En mi casa se almorzaba y se cenaba con la tele puesta. En el desayuno, no se ponía porque para qué, no había programación. Madre mía, gente de mi quinta, echad mano de la memoria. ¿Os acordáis que había segmentos horarios en los que no se emitía absolutamente nada? Con mi ex, también nos gustaba picar algo delante de la tele para ver grandes acontecimientos: alguna gala de ‘Gran Hermano’ que se avecinara tormentosa o algo por el estilo. También veíamos documentales, ¿eh? Porque pertenecemos a la rama de los homosexuales ilustrados.
Ahora, siempre que tengo que comer algo –da igual el tramo del día–, me pongo el ordenador y buceo en YouTube. Rescato entrevistas de personas que me interesen y me entretengo mucho con la televisión argentina. Ahora estoy siguiendo a Nacha Guevara, que está trabajando en un programa que se llama ‘Cantando 2020’, de jurado. Sus valoraciones son oro puro, clases magistrales no solo del arte sino de la vida también. Recomiendo que no os perdáis una masterclass que impartió en la RESAD de Madrid hace varios años. La encontraréis también en YouTube.
Pero he de confesar –y me cuesta hacerlo– que últimamente me he enganchado a algo que me da hasta un poco de apuro reconocerlo en público. Allá voy. Me paso horas muertas escuchando a Federico Jiménez Losantos. No el programa de Federico en esRadio, no. A Federico. Me sobran absolutamente todos sus colaboradores. No los necesita. Jiménez Losantos es capaz de llenarte cuatro horas diarias de radio –o siete, o doce– sin despeinarse. Escuchar a Federico me entretiene porque es como ponerte al día de las cosas que pasan en el país que vivimos los dos pero que yo no reconozco. No sé si me explico. Es como que te hablan de personas que conoces –Pedro Sánchez, Iglesias, Casado– pero de una forma como si no las conocieras. Porque lo que él cuenta no tiene nada que ver con lo que tú imaginas, intuyes, piensas o, en realidad, sucede. Es un universo distinto. Nada que ver con el Universo Mediaset, que es la creación de una realidad paralela regida por normas propias y con personajes propios. Porque los protagonistas de las charlas de Federico son los mismos que para el resto de españoles pero no tienen nada que ver con una dimensión más o menos cotidiana. El prisma de Federico los deforma de tal manera que se convierten en otras personas. Y eso engancha porque es una novela hiperbólica, exagerada, mágica por su exuberancia.

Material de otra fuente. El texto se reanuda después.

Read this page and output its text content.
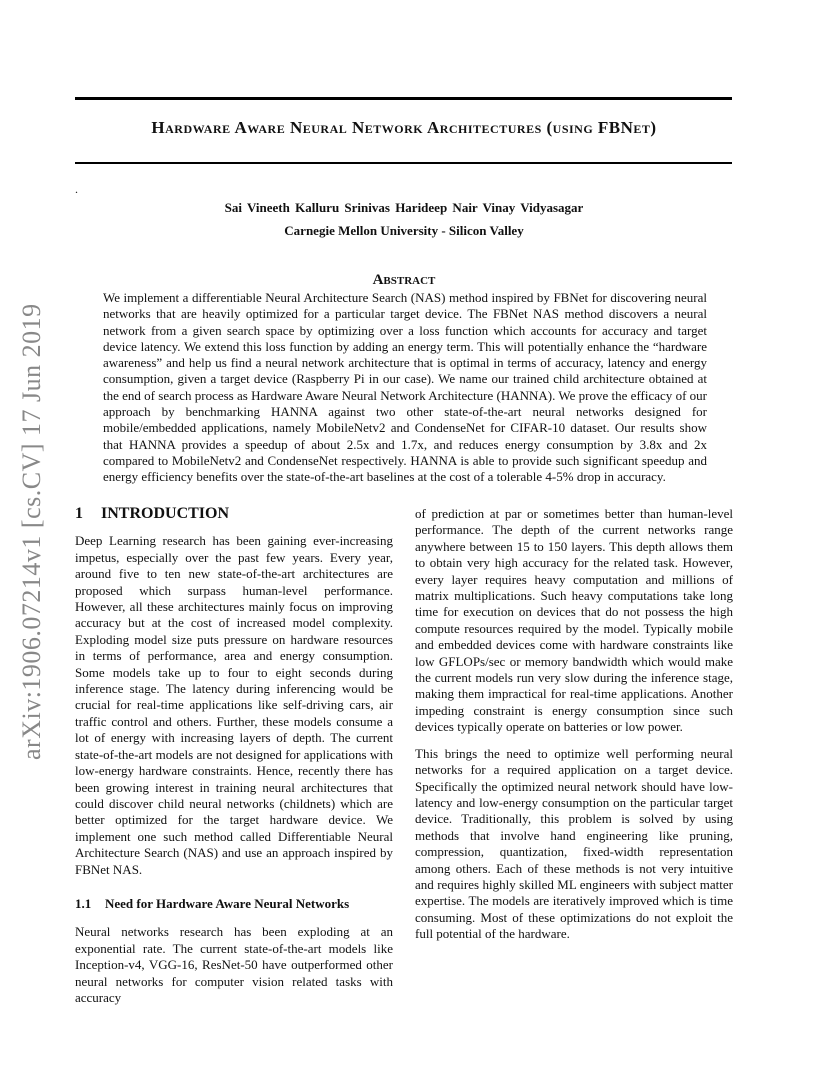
Hardware Aware Neural Network Architectures (using FBNet)
.
Sai Vineeth Kalluru Srinivas Harideep Nair Vinay Vidyasagar
Carnegie Mellon University - Silicon Valley
Abstract
We implement a differentiable Neural Architecture Search (NAS) method inspired by FBNet for discovering neural networks that are heavily optimized for a particular target device. The FBNet NAS method discovers a neural network from a given search space by optimizing over a loss function which accounts for accuracy and target device latency. We extend this loss function by adding an energy term. This will potentially enhance the “hardware awareness” and help us find a neural network architecture that is optimal in terms of accuracy, latency and energy consumption, given a target device (Raspberry Pi in our case). We name our trained child architecture obtained at the end of search process as Hardware Aware Neural Network Architecture (HANNA). We prove the efficacy of our approach by benchmarking HANNA against two other state-of-the-art neural networks designed for mobile/embedded applications, namely MobileNetv2 and CondenseNet for CIFAR-10 dataset. Our results show that HANNA provides a speedup of about 2.5x and 1.7x, and reduces energy consumption by 3.8x and 2x compared to MobileNetv2 and CondenseNet respectively. HANNA is able to provide such significant speedup and energy efficiency benefits over the state-of-the-art baselines at the cost of a tolerable 4-5% drop in accuracy.
arXiv:1906.07214v1 [cs.CV] 17 Jun 2019 1 INTRODUCTION

Deep Learning research has been gaining ever-increasing impetus, especially over the past few years. Every year, around five to ten new state-of-the-art architectures are proposed which surpass human-level performance. However, all these architectures mainly focus on improving accuracy but at the cost of increased model complexity. Exploding model size puts pressure on hardware resources in terms of performance, area and energy consumption. Some models take up to four to eight seconds during inference stage. The latency during inferencing would be crucial for real-time applications like self-driving cars, air traffic control and others. Further, these models consume a lot of energy with increasing layers of depth. The current state-of-the-art models are not designed for applications with low-energy hardware constraints. Hence, recently there has been growing interest in training neural architectures that could discover child neural networks (childnets) which are better optimized for the target hardware device. We implement one such method called Differentiable Neural Architecture Search (NAS) and use an approach inspired by FBNet NAS.

1.1 Need for Hardware Aware Neural Networks

Neural networks research has been exploding at an exponential rate. The current state-of-the-art models like Inception-v4, VGG-16, ResNet-50 have outperformed other neural networks for computer vision related tasks with accuracy

of prediction at par or sometimes better than human-level performance. The depth of the current networks range anywhere between 15 to 150 layers. This depth allows them to obtain very high accuracy for the related task. However, every layer requires heavy computation and millions of matrix multiplications. Such heavy computations take long time for execution on devices that do not possess the high compute resources required by the model. Typically mobile and embedded devices come with hardware constraints like low GFLOPs/sec or memory bandwidth which would make the current models run very slow during the inference stage, making them impractical for real-time applications. Another impeding constraint is energy consumption since such devices typically operate on batteries or low power.

This brings the need to optimize well performing neural networks for a required application on a target device. Specifically the optimized neural network should have low-latency and low-energy consumption on the particular target device. Traditionally, this problem is solved by using methods that involve hand engineering like pruning, compression, quantization, fixed-width representation among others. Each of these methods is not very intuitive and requires highly skilled ML engineers with subject matter expertise. The models are iteratively improved which is time consuming. Most of these optimizations do not exploit the full potential of the hardware.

Una cosa es que larguen a Cayetana Álvarez de Toledo y otra escuchar a Federico contar los motivos por lo que lo han hecho. Es todo tan ciencia ficción que, al final, te pasa como con los ovnis, que acabas preguntándote si habrá algo de verdad. Losantos es una explosiva mezcla de Nostradamus, el polígrafo de Conchita y esa anciana zumbada que por las noches reparte espinas de pescado a los gatos. Me ha puesto muy bien y muy mal y lo entiendo porque somos iguales: no escuchamos. Y nos cabreamos cuando alguien piensa distinto porque creemos que poseemos la verdad absoluta. Y por eso yo no me podría nunca enfadar con él porque, cuando habla de mí, es como si hablara de otra persona.